Во второй день пребывания в этом отряде, мне сломали ногу. Скотчем всего замотали, положили на живот, ноги задрали кверху. Один сидел на мне, держал, второй бил по ступням черенком от лопаты.
Раздробили все кости. Поотбивали все мышцы, чтобы я не мог больше сопротивляться. Это продолжалось 12 дней. Каждый день эти люди приходили и по полчаса дробили мне кости ног. Постоянно угрожали изнасилованием. Мне тогда хотелось помереть, просто помереть, чтобы это все поскорее закончилось. Естественно, заключенные это делали не по своей инициативе, у них был приказ от начальства. Они прекрасно понимали, что если они не сделают это со мной, то с ними сделает то же самое кто-нибудь другой. Они панически этого боялись.
Сейчас я на свободе. После пыток я стал хромать, постоянно чувствую боль, когда хожу. Некоторые из людей, которые занимались пытками заключенных, до сих пор работают в этой колонии. Человек пять точно. Есть там такие два брата Зайцевых… Сейчас ситуация существенно изменилась. Раньше, «благодаря» пыткам, в Нижегородской области была рекордная статистика раскрываемости преступлений. Никто не выдерживал. Сейчас, насколько я знаю, там все относительно стабильно, нигде никого не пытают. Может и есть отдельные случаи избиения, но такого масштабных издевательств больше нет.

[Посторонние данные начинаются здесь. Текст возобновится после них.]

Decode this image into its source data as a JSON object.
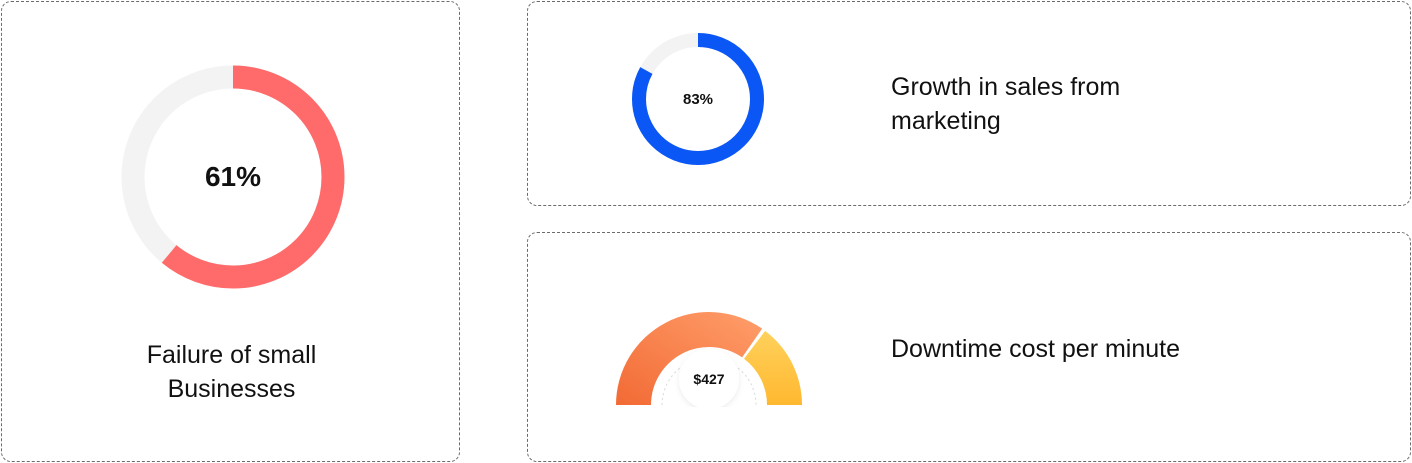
{
  "cards": {
    "failure": {
      "value_label": "61%",
      "percent": 61,
      "caption_line1": "Failure of small",
      "caption_line2": "Businesses",
      "ring_color": "#FF6B6B",
      "track_color": "#F3F3F3"
    },
    "growth": {
      "value_label": "83%",
      "percent": 83,
      "caption_line1": "Growth in sales from",
      "caption_line2": "marketing",
      "ring_color": "#0B57F5",
      "track_color": "#F3F3F3"
    },
    "downtime": {
      "value_label": "$427",
      "caption": "Downtime cost per minute",
      "gauge_fraction": 0.7,
      "gauge_colors": [
        "#F26A35",
        "#FF9E6A",
        "#FFD15C",
        "#FFB830"
      ]
    }
  }
}
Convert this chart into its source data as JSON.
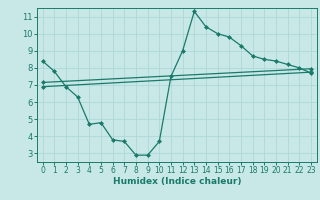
{
  "xlabel": "Humidex (Indice chaleur)",
  "bg_color": "#c8e8e8",
  "line_color": "#1a7a6a",
  "grid_color": "#b0d8d8",
  "xlim": [
    -0.5,
    23.5
  ],
  "ylim": [
    2.5,
    11.5
  ],
  "xticks": [
    0,
    1,
    2,
    3,
    4,
    5,
    6,
    7,
    8,
    9,
    10,
    11,
    12,
    13,
    14,
    15,
    16,
    17,
    18,
    19,
    20,
    21,
    22,
    23
  ],
  "yticks": [
    3,
    4,
    5,
    6,
    7,
    8,
    9,
    10,
    11
  ],
  "series1_x": [
    0,
    1,
    2,
    3,
    4,
    5,
    6,
    7,
    8,
    9,
    10,
    11,
    12,
    13,
    14,
    15,
    16,
    17,
    18,
    19,
    20,
    21,
    22,
    23
  ],
  "series1_y": [
    8.4,
    7.8,
    6.9,
    6.3,
    4.7,
    4.8,
    3.8,
    3.7,
    2.9,
    2.9,
    3.7,
    7.5,
    9.0,
    11.3,
    10.4,
    10.0,
    9.8,
    9.3,
    8.7,
    8.5,
    8.4,
    8.2,
    8.0,
    7.7
  ],
  "series2_x": [
    0,
    23
  ],
  "series2_y": [
    7.15,
    7.95
  ],
  "series3_x": [
    0,
    23
  ],
  "series3_y": [
    6.9,
    7.75
  ]
}
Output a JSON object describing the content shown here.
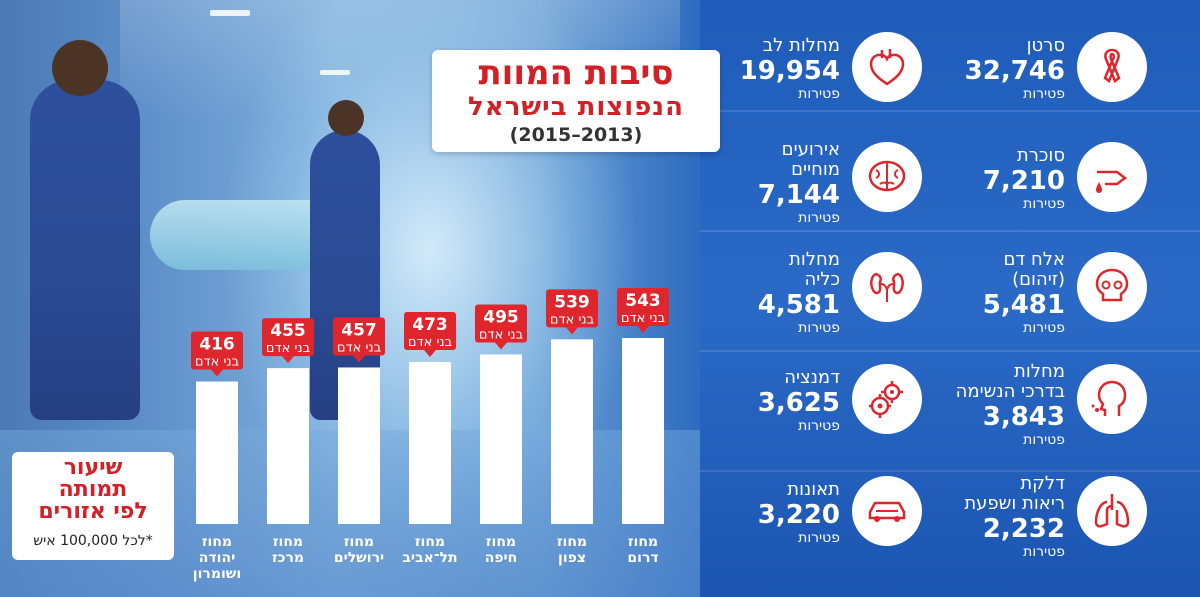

Системной борьбы с пытками в России нет. О них не расскажут по Первому каналу, а человеку, которого пытали, зачастую сложно признаться в произошедшем, особенно если имело место сексуальное насилие. О том, как меняется ситуация с пытками и издевательствами в местах лишения свободы, рассказывает юрист Комитета против пыток Сергей Шунин.
Как изменилась ситуация с пытками со времени создания вашей организации?
Сергей Шунин: В 98-м году в ответ на обращение в прокуратуру Нижегородской области мы получили письмо, в котором, в числе прочего, говорилось, «фактов применения „пыток“ на территории области не установлено».
Сейчас существование проблемы применения пыток уже не отрицает никто, однако представители правоохранительных ведомств предпочитают преподносить эти случаи как эксцессы.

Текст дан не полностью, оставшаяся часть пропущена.